Это была критическая минута, но я говорила измененным голосом, и Эрнест меня не узнал. Завтрак продолжался. Я болтала без умолку, изображая из себя экспансивную молодую особу, увлекающуюся знаменитостями и не стесняющуюся навязывать им свое поклонение.
Наконец, как бы не в силах совладать со своими чувствами, я вскочила с места, обняла Эрнеста и чмокнула его в губы. Надо было видеть при этом моего мужа. Опасливо отодвинув меня на расстояние вытянутой руки, он оглядывался по сторонам с видом величайшего недовольства и недоумения. Наши мужчины не выдержали и покатились со смеху. Начались объяснения, но Эрнест не сразу им поверил. Он долго всматривался и то узнавал, то окончательно отказывался узнать меня. И только когда я стала прежней Эвис Эвергард и принялась нашептывать ему на ухо ласковые прозвища, которые знали на всем свете только я да он, Эрнест согласился признать меня своей милой женушкой.
Забавно, что в этот день он все как-то меня дичился и наконец, решившись обнять, признался с великим смущением, что чувствует себя чем-то вроде двоеженца.
— Ты для меня теперь и Эвис и какая-то еще неведомая мне женщина, — говорил он смеясь. — Выходит, что у меня не одна, а две жены, — можно сказать, целый гарем. Что ж, тем лучше. Если придется удирать из штатов, запишемся с тобой в турецкое подданство. Мы теперь для турок самая подходящая компанияnote 111.
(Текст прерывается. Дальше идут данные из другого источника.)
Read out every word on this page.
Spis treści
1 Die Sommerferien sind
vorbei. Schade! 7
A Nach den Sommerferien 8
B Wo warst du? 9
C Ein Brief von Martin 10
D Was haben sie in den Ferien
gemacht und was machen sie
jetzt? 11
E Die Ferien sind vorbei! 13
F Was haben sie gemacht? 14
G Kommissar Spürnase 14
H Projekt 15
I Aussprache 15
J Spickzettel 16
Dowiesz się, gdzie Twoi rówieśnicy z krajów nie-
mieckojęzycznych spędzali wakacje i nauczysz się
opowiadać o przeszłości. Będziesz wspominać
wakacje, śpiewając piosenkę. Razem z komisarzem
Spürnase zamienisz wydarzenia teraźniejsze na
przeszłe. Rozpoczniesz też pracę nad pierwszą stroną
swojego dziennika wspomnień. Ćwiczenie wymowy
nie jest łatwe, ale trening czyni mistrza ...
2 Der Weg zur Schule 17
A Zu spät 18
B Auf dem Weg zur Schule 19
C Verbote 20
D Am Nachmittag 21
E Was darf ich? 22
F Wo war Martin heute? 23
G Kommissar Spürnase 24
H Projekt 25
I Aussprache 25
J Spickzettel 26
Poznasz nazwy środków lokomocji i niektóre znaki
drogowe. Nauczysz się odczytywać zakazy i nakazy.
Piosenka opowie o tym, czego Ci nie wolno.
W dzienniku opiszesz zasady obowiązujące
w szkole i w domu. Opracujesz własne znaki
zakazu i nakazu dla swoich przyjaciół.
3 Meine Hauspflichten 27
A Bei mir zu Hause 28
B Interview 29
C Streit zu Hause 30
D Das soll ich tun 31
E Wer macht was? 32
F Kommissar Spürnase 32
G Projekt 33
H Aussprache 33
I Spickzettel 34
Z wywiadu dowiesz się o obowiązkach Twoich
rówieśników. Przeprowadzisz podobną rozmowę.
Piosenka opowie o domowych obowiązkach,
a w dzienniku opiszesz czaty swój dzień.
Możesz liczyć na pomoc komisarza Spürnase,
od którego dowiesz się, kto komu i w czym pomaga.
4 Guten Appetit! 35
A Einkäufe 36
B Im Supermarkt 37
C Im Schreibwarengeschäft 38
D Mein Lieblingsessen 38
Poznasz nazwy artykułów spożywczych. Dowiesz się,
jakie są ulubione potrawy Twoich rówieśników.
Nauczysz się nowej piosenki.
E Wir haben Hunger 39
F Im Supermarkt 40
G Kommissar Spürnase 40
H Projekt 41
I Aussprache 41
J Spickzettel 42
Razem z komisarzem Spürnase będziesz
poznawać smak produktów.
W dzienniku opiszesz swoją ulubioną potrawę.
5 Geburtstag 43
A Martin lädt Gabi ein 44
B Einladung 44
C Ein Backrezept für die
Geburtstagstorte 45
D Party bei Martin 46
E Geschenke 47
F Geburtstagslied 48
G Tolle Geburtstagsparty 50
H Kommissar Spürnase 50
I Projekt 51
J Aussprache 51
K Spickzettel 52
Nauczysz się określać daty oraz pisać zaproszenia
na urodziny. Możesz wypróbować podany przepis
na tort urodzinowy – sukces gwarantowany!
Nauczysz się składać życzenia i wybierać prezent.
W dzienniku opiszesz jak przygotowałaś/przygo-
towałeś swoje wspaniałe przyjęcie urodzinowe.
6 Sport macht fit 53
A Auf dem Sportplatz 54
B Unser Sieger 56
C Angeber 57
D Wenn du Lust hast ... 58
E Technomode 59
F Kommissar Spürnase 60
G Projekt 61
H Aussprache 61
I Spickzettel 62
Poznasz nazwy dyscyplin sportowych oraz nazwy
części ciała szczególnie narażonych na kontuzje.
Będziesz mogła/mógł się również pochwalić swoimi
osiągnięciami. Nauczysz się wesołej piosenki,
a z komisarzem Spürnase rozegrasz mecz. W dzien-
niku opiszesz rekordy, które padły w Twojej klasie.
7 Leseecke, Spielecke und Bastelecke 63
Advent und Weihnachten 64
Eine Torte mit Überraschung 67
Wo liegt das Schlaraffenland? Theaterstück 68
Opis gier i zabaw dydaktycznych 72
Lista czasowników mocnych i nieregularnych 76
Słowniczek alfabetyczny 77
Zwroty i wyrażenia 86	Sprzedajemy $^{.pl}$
Для меня началась пора безоблачного счастья. Правда, работа отнимала целые дни, но это были дни, прожитые вместе с Эрнестом. Полтора года мы безраздельно принадлежали друг другу, не зная к тому же тягостного уединения, видя перед собой все новых и новых людей, рядовых революционеров и знаменитых деятелей, наблюдая причудливую перекличку голосов со всех участков фронта, слушая рассказы о еще более причудливых событиях — из мира революции и подпольной войны. Немало было даровано нам смеха и веселья. Мы были не сумрачными заговорщиками, отчужденными от мира. Нам выпало на долю много работать и много страдать и, сменяя павших в бою товарищей, неуклонно идти вперед, но и труд, и борьба, и жизнь в непосредственной близости от смерти таили для нас немало светлых минут беспечного смеха и любви. К нам приезжали художники, ученые, музыканты и поэты. И в нашей балке мы наслаждались культурой, куда более утонченной и высокой, чем та, которой кичились олигархи в своих пышных хоромах и чудо-городах. Кстати, многие из приезжавших к нам участвовали в созидании всего этого великолепияnote 112.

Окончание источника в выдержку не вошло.